All of a sudden his brothers took off like their boots were on fire. When a sharp gasp sounded, he knew why: his mother stood behind him.
“So, is it worse than you thought?” he asked brusquely, fighting the temptation to cover his limb.
“No. The worst part was not knowing what it looked like.”
Cam tipped his head back. Tears rolled from the corners of his mother’s eyes. Shit. “Ma. Don’t—”
“Don’t you tell me how to react when I see my boy’s blown-off leg for the first time, don’t even try, Cameron West McKay.”
He bit his tongue, letting her to harangue him because he deserved it.
“After they told us you were gonna live through your injuries, I’ll admit after the immediate feeling of relief, I was pissed off at you.”
“Caro…” his dad warned.
She waved him off. “I thought if you would’ve stayed here on the ranch, being a cowboy like your brothers, that this wouldn’t have happened to you.
“But then I think of poor Dag. And now Luke…and what their families—what our family is going through and how it’s ripping them apart on so many levels.
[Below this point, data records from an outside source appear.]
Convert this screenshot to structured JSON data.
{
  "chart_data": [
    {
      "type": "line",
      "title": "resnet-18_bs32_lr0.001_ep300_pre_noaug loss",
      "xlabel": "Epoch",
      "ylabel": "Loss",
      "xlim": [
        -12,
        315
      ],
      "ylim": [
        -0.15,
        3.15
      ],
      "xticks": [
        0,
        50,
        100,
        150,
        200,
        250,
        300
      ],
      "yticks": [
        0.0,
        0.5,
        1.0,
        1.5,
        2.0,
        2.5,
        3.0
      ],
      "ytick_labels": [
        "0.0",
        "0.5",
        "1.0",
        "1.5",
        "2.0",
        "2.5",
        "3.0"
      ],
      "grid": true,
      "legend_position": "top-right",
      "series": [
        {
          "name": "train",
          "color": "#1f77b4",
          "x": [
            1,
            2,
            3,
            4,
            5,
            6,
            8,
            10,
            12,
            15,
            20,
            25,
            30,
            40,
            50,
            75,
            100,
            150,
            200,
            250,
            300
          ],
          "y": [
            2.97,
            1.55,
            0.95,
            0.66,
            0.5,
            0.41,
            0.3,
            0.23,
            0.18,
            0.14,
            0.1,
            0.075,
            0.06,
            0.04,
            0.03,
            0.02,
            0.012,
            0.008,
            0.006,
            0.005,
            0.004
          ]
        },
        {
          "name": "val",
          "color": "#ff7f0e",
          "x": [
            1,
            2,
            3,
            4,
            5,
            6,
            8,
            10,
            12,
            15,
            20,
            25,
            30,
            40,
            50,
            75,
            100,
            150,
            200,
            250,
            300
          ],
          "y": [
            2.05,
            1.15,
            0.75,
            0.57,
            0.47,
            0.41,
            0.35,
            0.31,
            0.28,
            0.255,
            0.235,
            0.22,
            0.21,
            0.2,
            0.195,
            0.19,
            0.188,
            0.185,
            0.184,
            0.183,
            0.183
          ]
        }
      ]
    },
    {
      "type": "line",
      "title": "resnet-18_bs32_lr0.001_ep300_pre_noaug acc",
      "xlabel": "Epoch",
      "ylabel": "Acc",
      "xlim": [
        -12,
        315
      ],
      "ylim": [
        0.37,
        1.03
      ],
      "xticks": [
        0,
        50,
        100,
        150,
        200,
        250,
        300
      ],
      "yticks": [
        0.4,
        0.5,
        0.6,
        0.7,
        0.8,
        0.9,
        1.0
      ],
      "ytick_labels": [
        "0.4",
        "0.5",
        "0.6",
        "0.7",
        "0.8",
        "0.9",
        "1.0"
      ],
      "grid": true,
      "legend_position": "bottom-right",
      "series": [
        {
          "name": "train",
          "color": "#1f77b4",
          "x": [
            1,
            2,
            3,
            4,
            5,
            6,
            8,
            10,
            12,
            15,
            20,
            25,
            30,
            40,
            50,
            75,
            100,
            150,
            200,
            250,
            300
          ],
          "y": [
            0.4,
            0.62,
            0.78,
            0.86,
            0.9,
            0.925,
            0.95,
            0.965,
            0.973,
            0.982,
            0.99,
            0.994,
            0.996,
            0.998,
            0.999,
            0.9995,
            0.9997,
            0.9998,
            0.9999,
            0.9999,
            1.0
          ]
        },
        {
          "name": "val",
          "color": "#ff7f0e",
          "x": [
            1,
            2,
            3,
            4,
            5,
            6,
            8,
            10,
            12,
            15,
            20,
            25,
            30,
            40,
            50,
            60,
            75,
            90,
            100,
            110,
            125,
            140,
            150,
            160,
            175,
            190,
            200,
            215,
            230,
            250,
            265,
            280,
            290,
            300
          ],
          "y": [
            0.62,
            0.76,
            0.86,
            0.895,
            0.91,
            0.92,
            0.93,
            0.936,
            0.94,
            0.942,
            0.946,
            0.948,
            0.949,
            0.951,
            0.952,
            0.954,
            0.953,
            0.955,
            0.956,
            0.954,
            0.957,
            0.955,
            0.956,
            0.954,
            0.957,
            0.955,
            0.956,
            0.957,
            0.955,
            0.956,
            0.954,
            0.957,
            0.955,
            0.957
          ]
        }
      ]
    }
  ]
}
Stupid accidents happen everywhere. All the time. No one is immune. No one is ever really safe.” A small sob escaped. “I realized I can’t protect you any more now than when you were my sweet baby boy who was determined to run before you could even walk.”
“But it doesn’t change the fact I hate that you’re embarrassed about your stump. I hate you don’t understand how I see that stump—not as not a flaw, but a miracle.” She reached for Cam’s hand. “You don’t want to hear this, but I’ll say it anyway. When you went missing…” Her voice cracked. “That was the worst week of my life. Or so I thought.”
“But in some ways, it’s been harder having you living in Sundance. When you were in the army, you had an excuse for not being here. I could tell myself you would be with us if you could. Now that you live ten miles away and we still don’t see you, I know it’s your choice to stay away. The lie no longer works and that’s what hurts the most.”